How science works
I'm often asked by my mystified family members "What do you really do? How does one actually work at science?" I can try to give you a view from the inside, but if I do it is also going to be one person's view. I work in theoretical physics. It has been decades since I handled electronic hardware. I've never handled animals in the lab after leaving high school. The last time I worked with chemicals and glassware in a chemistry lab was halfway through my bachelor's degree. I extract small signals from gigabytes of data, not petabytes, as high energy physics experiments will soon do. My tools of the trade are computers which compute at tens of teraflops, and hopefully, soon at petaflops. It would be useless to enumerate my experiences unless my methods have validity in a circle beyond my immediate colleagues. I believe they do.

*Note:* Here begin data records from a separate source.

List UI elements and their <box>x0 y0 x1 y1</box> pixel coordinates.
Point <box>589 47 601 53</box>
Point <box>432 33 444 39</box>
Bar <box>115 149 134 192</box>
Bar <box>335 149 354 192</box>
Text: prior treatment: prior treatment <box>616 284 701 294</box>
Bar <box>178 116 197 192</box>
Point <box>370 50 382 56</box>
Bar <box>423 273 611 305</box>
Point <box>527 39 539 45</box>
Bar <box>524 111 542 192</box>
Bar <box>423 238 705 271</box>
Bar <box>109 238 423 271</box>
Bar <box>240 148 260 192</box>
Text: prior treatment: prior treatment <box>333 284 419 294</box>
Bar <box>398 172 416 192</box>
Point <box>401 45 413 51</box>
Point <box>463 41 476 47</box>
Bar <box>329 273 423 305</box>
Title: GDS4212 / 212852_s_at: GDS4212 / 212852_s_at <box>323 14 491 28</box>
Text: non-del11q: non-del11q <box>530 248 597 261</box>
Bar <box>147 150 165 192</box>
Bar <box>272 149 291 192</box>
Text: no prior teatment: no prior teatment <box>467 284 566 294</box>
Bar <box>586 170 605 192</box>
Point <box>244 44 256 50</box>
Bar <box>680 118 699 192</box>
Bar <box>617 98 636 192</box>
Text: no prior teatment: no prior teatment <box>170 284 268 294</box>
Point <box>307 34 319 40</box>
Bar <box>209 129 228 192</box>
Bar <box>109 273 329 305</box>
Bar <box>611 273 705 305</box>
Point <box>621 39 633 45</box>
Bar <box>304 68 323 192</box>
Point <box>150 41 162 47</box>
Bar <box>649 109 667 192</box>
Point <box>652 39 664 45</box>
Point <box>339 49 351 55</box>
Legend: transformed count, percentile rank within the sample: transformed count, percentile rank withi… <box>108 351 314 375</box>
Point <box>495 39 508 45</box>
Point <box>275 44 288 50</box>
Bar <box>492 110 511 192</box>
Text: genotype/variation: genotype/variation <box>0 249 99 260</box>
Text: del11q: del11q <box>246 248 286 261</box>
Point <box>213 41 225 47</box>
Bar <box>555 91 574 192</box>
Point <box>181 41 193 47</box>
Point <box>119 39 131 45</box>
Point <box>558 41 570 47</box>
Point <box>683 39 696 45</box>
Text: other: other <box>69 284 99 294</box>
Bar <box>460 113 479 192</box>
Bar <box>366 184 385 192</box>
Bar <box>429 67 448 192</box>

This is why I'm trying to set it down.
The most important thing I do is to talk with others, read what they write, write down my thoughts as clearly as I can for them. Large parts of my day are spent communicating. Some of my friends and family are bemused by the amount of time I spend in a cafetaria drinking coffee and chatting. Others, the engineers who have morphed into managers, have an idea how vital this part of my day could be.
The main method of science is to criticize ideas and test them to failure. This is why reading, writing and talking is important. When I have an idea I first check whether it is obviously false. If it is not then I invest more time on it and explore it a bit. Often at this second stage I find something wrong, and I have to modify the original idea. After rounds of checking and modification, I find that the thing I was working on actually leads to roughly where I thought I wanted to go. Somewhere around this time I may begin to talk to some of my colleagues.
Usually the first colleagues I talk to are those who are in the best position to tell me that I am wrong. Talking is not always face to face: I use email, and, more and more often, skype (the importance of cheap communications to science is beyond measure). I do this, because I don't want to spend a lot of my life working on things which lead nowhere. If the work passes that test, I often give a semi-formal seminar to a larger set of colleagues. At this point, sometimes, new connections come up that require a closer look.
A large part of my lonely personal and unsocial work consists of following through a mathematical computation and transcribing parts of this to a computer program which would run for several months to years. The checking of computer programs is an academic speciality in itself.
The next step in the development of the work is to write up the paper and make it available to the world through the arxiv. This has two uses. One is that it established priority: the arxiv keeps track of when your paper was submitted. The other is to open up the paper to every person in the world who is interested in my subject. At this point I usually wait for a few days for comments to trickle in.
After a few days I submit my paper to a journal for peer review. This is often the tensest part of the lifecycle of every paper. Peer reviewing is anonymous. Reviews may reject a paper as being wrong, or worse, inconsequential. When a paper has passed that stage, it becomes part of canon. Its importance is after that judged by how useful it is: how many other ideas it has sparked.